Information on the processing of data relating to website navigation (“Privacy Policy”)

This page describes the methods and logics for the processing of personal data of users (hereinafter, also the “Users”) who consult the website teatroverdi-trieste.com (hereinafter, also the “Website”) with reference to the processing of personal data of users who consult it.

This information is provided only for the site teatroverdi-trieste.com and not for other websites that may be consulted by the user via links.

Identity and contact details of the Data Controller
Data controller pursuant to articles 4 and 24 of the Regulation is the Giuseppe Verdi Opera Theater Foundation of Trieste, with headquarters in Riva Tre November n. 1, Trieste, telephone: 0406722331, e-mail: [email protected]; PEC: [email protected]. You can contact the Data Controller by writing to the aforementioned address or by sending an e-mail to the aforementioned e-mail address.

Identity and contact details of the data protection officer.
The data protection officer (“DPO”) pursuant to art. 37 of the Regulation can be contacted at the following PEC address: [email protected].

Purpose of the processing and legal basis
Personal data is processed exclusively for the purpose of providing the services accessible through the Website and to implement the obligations established by law. The legal basis of the processing for the aforementioned purposes is constituted by the art. 6, paragraph 1, letter b) of the GDPR (“the processing is necessary for the execution of a contract of which the interested party is a part or for the execution of pre-contractual measures adopted at the request of the same “) and by art. 6, paragraph 1, letter c), GDPR (“processing is necessary to fulfill a legal obligation to which the data controller is subject”).

Processing methods
The Data Controller adopts adequate technical and organisational measures to ensure that only the personal data relating to Users necessary for each specific purpose of the processing are processed and in order to minimise the risks of destruction or loss, even accidental, of the data itself, unauthorised access or processing that is not permitted or does not comply with the purposes indicated in this Policy. The processing of Users’ personal data may be carried out with the aid of electronic or automated means, with methods and procedures strictly necessary for the pursuit of the purposes described above.

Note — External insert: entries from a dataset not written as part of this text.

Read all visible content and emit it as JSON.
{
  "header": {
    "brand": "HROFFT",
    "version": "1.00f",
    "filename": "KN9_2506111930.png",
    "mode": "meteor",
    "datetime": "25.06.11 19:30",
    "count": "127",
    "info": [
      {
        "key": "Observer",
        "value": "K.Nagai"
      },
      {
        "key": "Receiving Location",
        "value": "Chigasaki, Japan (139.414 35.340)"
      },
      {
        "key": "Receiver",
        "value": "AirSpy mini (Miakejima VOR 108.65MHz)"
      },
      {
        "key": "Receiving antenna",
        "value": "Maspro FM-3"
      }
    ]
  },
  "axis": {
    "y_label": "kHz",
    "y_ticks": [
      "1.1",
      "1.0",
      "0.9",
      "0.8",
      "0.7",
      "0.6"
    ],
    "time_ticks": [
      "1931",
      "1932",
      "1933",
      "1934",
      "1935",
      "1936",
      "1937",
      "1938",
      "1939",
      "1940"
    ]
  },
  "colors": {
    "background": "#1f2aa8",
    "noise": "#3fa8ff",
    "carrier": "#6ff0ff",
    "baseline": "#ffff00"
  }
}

Recipients or categories of recipients of personal data
The processing of personal data will be carried out by subjects expressly and specifically designated by the Data Controller who operate at the headquarters of the same. These related subjects with purely organisational functions will process the data in accordance with the instructions received from the Data Controller, as Data Processors (art. 28 GDPR) or as authorised (art. 29 GDPR) or as subjects expressly designated to process the data in the terms established by the Regulation and by the national legislation for adaptation to the provisions of the GDPR (Legislative Decree n. 101/2018); among these we indicate the employees or collaborators assigned to the structures of the undersigned Owner. The data provided may also be processed by the Data Controller or also communicated to third parties exclusively for the achievement of administrative and accounting purposes, IT services companies, management, archiving or other services of a technical / organisational nature.

Storage period
The data will be kept for a period of time not exceeding the achievement of the purposes indicated above (“principle of limitation of conservation” pursuant to article 5 of EU Regulation 2016/679) or on the basis of the deadlines set by law and according to the times indicated in detail for cookies in the cookie policy.

Data transfer abroad
The data is not transferred to a third country outside the European Union or to international organisations.

Whether the communication of personal data is a legal or contractual obligation or a necessary requirement for the conclusion of a contract, and whether the data subject is obliged to provide personal data as well as the possible consequences of not communicating such data

Apart from that specified for navigation data, the User is free to provide the personal data contained in the form present in the “Newsletter subscription” section. Failure to communicate will only make it impossible to subscribe to the newsletter edited by the Foundation.

Rights of the interested party
Pursuant to the articles 15 et seq. of the Regulation,  the interested party has the right to ask the Data Controller:

• access to his personal data;
• the rectification or cancellation of the same or the limitation of their processing;
• the opposition to the processing;
• the portability of data in the terms of art. 20 GDPR;
• if the treatment is based on article 6, paragraph 1, letter a), or on article 9, paragraph 2, letter a), cited the withdrawal of consent  at any time without prejudice to the lawfulness of the processing based on the consent given before the withdrawal.

Without prejudice to any other administrative or judicial appeal, the interested party who considers that the processing concerning him violates the GDPR has the right to lodge a complaint with a supervisory authority, especially in the Member State in which he habitually resides, works or of the place where the alleged violation has occurred pursuant to art. 77 quoted. (the Italian supervisory authority is the Guarantor for the protection of personal data).

To exercise the above rights, the interested party may contact the Data Controller of personal data at the addresses indicated above

Updates
The privacy policy of this website is subject to updates; users are therefore invited to periodically check its content.